お父さんは、出兵前に撮った、たった一枚の家族写真のみを残して、冬の日に溶けて逝ってしまったようでした。
その沈黙に耐えられなくなって、家を飛び出した。雪駄も履かずに走り出していた。
雪解けの水が道の端に溜まり、足袋の裏がすぐに濡れる。
境内の裏手には、誰も来ないような空き地がある。雪を払い除けて腰を下ろし、背中を木に傾けた。

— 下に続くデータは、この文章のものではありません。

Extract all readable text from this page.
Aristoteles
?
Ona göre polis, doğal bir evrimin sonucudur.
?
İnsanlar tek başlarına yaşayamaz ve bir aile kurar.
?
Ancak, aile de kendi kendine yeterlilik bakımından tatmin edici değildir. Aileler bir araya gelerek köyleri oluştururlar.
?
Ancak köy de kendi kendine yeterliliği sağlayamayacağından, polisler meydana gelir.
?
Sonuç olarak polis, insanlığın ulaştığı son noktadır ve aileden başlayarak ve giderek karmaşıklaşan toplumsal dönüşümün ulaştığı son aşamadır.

雪駄も履かず、半纏も羽織らず家を飛び出したので、吹き付ける風が体の芯まで凍えさせそうだ。
うつらうつら、まぶたが重くなる。
眠りかけたその時、
「―――千代!」
私を呼ぶ声が聞こえた。
「おいコラ起きろ!」
力強く肩を揺さぶられた。
「春馬......」
「何してんだ!おばさん心配してたぞ」
聞き慣れた声に安心感を覚えたのか、ボロボロと涙が流れる。
それを見てギョッとする春馬。
「ちょ......どうした?どこか痛いのか?」
答えようとして、言葉が詰まる。
喉の奥が突っかかってしまう。
春馬は慌てながらも、自分の半纏を脱いで私に着せてくれた。
「ほら、帰ろ」
何も言わず、手を引いて歩き出す春馬。
「おじさんが死んで、耐えられなかったんだろ......」
その言葉にこくんと頷いた。
家に帰ると案の定、玄関先でお母さんが驚いている。
「千代!?濡れてるじゃないの!!風邪引くわよ」
私は改めて自分の服装を見た。
ぐっしょりと濡れたモンペと足袋。
……冷え切った足元を見て、ようやく寒さが現実味を帯びてきた。
「ほら、早く中に入りなさい」
お母さんはそう言って、私の肩を抱いて居間へ引き込む。
春馬は玄関先で一歩引き、気まずそうに視線を逸らした。
「……春馬くん、わざわざ寒い中ありがとうね」
お母さんがそう言うと、春馬は慌てて首を振る。
「見つかって良かったです」
私は何も言えず、ただ半纏の袖を握りしめていた。
春馬の体温が、まだそこに残っている気がして。
囲炉裏に火が入れられ、湯気が立つ。
濡れたモンペと足袋を脱ぎ、替えの着物を出した。
「お父さんだって千代が元気でいてほしいんだから」
お母さんの声は、叱るというより、懇願に近かった。
その言葉に、胸の奥がぎゅっと締め付けられる。
元気でいる、ということが、今はとても難しい。
布団に入っても、目は冴えたままだった。